A Eneva deu mais um passo na implantação do Complexo Termelétrico Azulão 950, em Silves, no interior do Amazonas. A companhia concluiu nesta quinta-feira (29) o primeiro teste de acendimento da turbina da UTE Azulão I, etapa considerada um dos marcos mais importantes do cronograma de construção da usina.
O procedimento marca a transição da fase de engenharia e montagem para o início dos testes operacionais do sistema de geração. Durante o processo, a turbina atingiu a condição conhecida como Full Speed No Load (FSNL), quando opera em velocidade máxima sem carga elétrica conectada — requisito técnico fundamental para o avanço das próximas etapas de comissionamento.
Segundo a empresa, o resultado confirma a integração e o funcionamento dos principais sistemas da turbina, validando a conclusão da montagem dos equipamentos essenciais da unidade.
A partir de agora, a UTE Azulão I seguirá para uma série de testes operacionais, incluindo a sincronização com o Sistema Interligado Nacional (SIN), além de avaliações de desempenho, potência máxima e confiabilidade antes da entrada em operação comercial.
Para o diretor de Engenharia, Construção e Montagem da Eneva, Rafael Coitinho, o teste representa um avanço estratégico para o empreendimento.
“Esse procedimento confirma que os sistemas estão prontos para avançar para a fase de testes operacionais.
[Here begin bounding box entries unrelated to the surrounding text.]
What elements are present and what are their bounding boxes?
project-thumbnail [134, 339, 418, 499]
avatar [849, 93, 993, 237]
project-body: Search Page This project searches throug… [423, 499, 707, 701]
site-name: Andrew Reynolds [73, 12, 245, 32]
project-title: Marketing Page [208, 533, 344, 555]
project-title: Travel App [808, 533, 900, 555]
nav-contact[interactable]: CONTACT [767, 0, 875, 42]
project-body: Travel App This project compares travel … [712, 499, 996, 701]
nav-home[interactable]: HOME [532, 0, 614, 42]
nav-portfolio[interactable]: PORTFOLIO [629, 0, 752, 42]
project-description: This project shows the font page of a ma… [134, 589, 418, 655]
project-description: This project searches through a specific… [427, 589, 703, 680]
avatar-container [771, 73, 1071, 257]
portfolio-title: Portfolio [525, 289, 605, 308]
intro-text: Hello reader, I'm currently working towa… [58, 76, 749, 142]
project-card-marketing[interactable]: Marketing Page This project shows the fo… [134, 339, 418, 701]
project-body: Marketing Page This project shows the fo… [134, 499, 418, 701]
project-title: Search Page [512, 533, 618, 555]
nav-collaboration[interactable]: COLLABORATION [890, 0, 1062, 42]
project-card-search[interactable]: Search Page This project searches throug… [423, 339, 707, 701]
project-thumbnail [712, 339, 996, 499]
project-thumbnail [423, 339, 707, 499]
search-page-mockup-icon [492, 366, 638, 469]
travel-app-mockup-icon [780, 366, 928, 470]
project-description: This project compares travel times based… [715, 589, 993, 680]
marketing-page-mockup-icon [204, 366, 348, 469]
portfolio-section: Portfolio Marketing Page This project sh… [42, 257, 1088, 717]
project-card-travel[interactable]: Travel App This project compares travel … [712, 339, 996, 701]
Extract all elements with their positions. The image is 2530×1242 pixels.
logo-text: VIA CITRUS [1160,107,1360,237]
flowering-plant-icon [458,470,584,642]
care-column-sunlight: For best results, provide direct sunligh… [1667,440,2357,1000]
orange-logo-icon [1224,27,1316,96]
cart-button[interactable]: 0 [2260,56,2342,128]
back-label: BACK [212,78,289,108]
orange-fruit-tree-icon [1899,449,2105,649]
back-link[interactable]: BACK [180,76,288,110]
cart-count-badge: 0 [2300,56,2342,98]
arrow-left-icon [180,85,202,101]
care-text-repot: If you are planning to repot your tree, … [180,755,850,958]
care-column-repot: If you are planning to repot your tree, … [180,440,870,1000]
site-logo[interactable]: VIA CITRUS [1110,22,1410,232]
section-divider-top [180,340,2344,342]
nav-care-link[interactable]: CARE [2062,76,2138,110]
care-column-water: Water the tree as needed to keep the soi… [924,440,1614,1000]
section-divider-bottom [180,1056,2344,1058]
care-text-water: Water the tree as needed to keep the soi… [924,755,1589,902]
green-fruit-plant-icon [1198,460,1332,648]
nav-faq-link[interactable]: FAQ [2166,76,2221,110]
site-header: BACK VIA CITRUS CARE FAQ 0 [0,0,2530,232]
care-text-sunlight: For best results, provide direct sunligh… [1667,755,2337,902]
A partir daqui, o projeto segue para etapas igualmente relevantes, sempre com foco em segurança, confiabilidade e desempenho antes do início da operação comercial”, afirmou.

O Complexo Azulão 950 será composto pelas usinas Azulão I e Azulão II, que juntas somarão 950 megawatts (MW) de capacidade instalada. O projeto utiliza gás natural produzido no Campo de Azulão e segue o modelo Reservoir-to-Wire (R2W), desenvolvido pela Eneva para integrar a produção de gás à geração de energia elétrica.
A UTE Azulão I contará com uma turbina a gás de 360 MW. Já a UTE Azulão II será implantada em ciclo combinado, reunindo uma turbina a gás de 360 MW e uma turbina a vapor de 230 MW, totalizando 590 MW.
Quando estiverem em plena operação, as duas unidades terão capacidade para fornecer energia suficiente para abastecer o equivalente a cerca de 4 milhões de residências brasileiras.
Com previsão de início das operações entre 2026 e 2027, o Complexo Azulão 950 é considerado um dos maiores projetos de geração térmica em implantação na região Norte e reforça o papel do Amazonas na expansão da infraestrutura energética nacional.